Khodorkovsky on the ‘Blindness’ of the Russia-Ukraine Conflict

June 3, 2014

The following is a translation of an op/ed column published by Mikhail Khodorkovsky in The New Times.

«Such Blindness Looks Silly and Pathetic»

About those brainwashed and on the ecstasy of getting away with things

The New Times. Михаил Ходорковский, 2.06.2014

The Presidential election in Ukraine has shown something that eyewitnesses have been talking about for a while, namely, that Ukrainian national-chauvinists account for a fringe minority (2%). Voters in Ukraine’s east, west, and south want a normal, calm life and, hence, vote for those who, in their opinion, can deliver just that. Nor are they generally negative towards Russia. That Petr Poroshenko has significant business interests in Russia did not prevent voters, including in western Ukraine from helping to install him as President.

These days I know quite a few people in Donetsk and in Kyiv. They are ethnic Russians and ethnic Ukrainians, in various age brackets. Many of them have lived and gone to school in Russia. They could have moved to better-off places or countries. Yet they love Ukraine, want to build a normal life there and won’t let anyone stand in their way.

My friends and I have spent time in cafes in Kyiv, spoke Russian, just like many other patrons. We shared risky, politically incorrect, the kind we are used to, and laughed at them along with local folks from Kyiv.

I have been to Kharkov and Donetsk, spoke to people in the streets and at official functions. Everywhere I went I met regular, normal people who absolutely don’t want to secede from Ukraine, or join Russia, especially in its current, Putin’s incarnation.

It is true that Putin is very unpopular in Ukraine as someone who has brought war and trouble into people’s homes. However Ukrainians are sympathetic and understanding when it comes to those in Russia who have been brainwashed by propaganda and are blind to glaring similarities (political, social, military) between Donetsk and North Caucasus. Such blindness, forced as it is on people, appears silly and pathetic.

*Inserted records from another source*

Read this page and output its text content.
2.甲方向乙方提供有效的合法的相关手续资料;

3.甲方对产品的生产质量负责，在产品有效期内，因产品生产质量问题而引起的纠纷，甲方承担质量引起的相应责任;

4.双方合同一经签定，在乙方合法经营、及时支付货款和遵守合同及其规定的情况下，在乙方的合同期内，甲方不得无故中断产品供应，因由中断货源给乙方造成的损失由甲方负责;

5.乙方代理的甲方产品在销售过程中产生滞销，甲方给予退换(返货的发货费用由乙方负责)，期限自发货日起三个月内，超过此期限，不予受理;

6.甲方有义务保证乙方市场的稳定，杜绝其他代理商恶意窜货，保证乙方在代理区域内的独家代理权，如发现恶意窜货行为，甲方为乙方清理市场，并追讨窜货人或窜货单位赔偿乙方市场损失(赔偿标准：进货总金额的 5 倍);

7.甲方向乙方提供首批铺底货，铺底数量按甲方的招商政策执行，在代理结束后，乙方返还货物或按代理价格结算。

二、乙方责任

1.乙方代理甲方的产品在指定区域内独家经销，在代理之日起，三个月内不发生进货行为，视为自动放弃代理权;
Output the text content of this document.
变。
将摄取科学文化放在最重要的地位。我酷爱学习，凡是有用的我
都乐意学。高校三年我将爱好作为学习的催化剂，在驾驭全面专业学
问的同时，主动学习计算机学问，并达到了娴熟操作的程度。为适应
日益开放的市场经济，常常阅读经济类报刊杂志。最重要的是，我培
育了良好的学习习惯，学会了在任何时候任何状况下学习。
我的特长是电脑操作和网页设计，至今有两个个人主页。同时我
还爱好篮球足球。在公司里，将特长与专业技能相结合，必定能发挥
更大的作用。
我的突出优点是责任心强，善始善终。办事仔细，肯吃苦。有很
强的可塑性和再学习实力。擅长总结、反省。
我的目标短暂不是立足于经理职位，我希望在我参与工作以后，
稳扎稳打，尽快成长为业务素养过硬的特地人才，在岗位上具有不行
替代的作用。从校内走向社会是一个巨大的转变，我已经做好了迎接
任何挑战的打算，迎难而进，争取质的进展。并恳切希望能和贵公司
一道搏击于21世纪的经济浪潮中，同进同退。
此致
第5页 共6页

I have also seen those who have taken up arms. Those are your run-of-the-mill ‘international criminal element’. They deem it necessary to ‘take away and divvy it up’, not work and earn. However, as is often the case in such situations, they probably include some regular folks who have been misled. I feel sorry for them.

Do we want to support the criminal element? Haven’t we had enough of their smug winners’ grins in our cities? In Moscow, Rostov, Stavropol Territory? Do we want to kill our former classmates? What for?

Why are we being silent as forces whose provenance we are crystal clear about are supplying weapons to gangsters? Why are we letting Yanukovich pay for mercenaries, while hiding from international justice in our country? Why are we letting our gangsters hone their killing skills on our neighbors? The gangsters will come home to roost, you know, and then we’ll pay with our own blood for today’s delight of impunity.

I hope that our gangsters will be forced out of Ukraine, promptly and cruelly. Ukrainian homegrown gangsters will be forced to stand down or will be thrown behind bars. And then Ukraine will build a normal life. For our part, we will visit and be jealous. They’ll feel sorry for us, treat us to some wonderful Ukrainian borsch and, with a sad look in their eyes, hear us out as we talk about our troubles.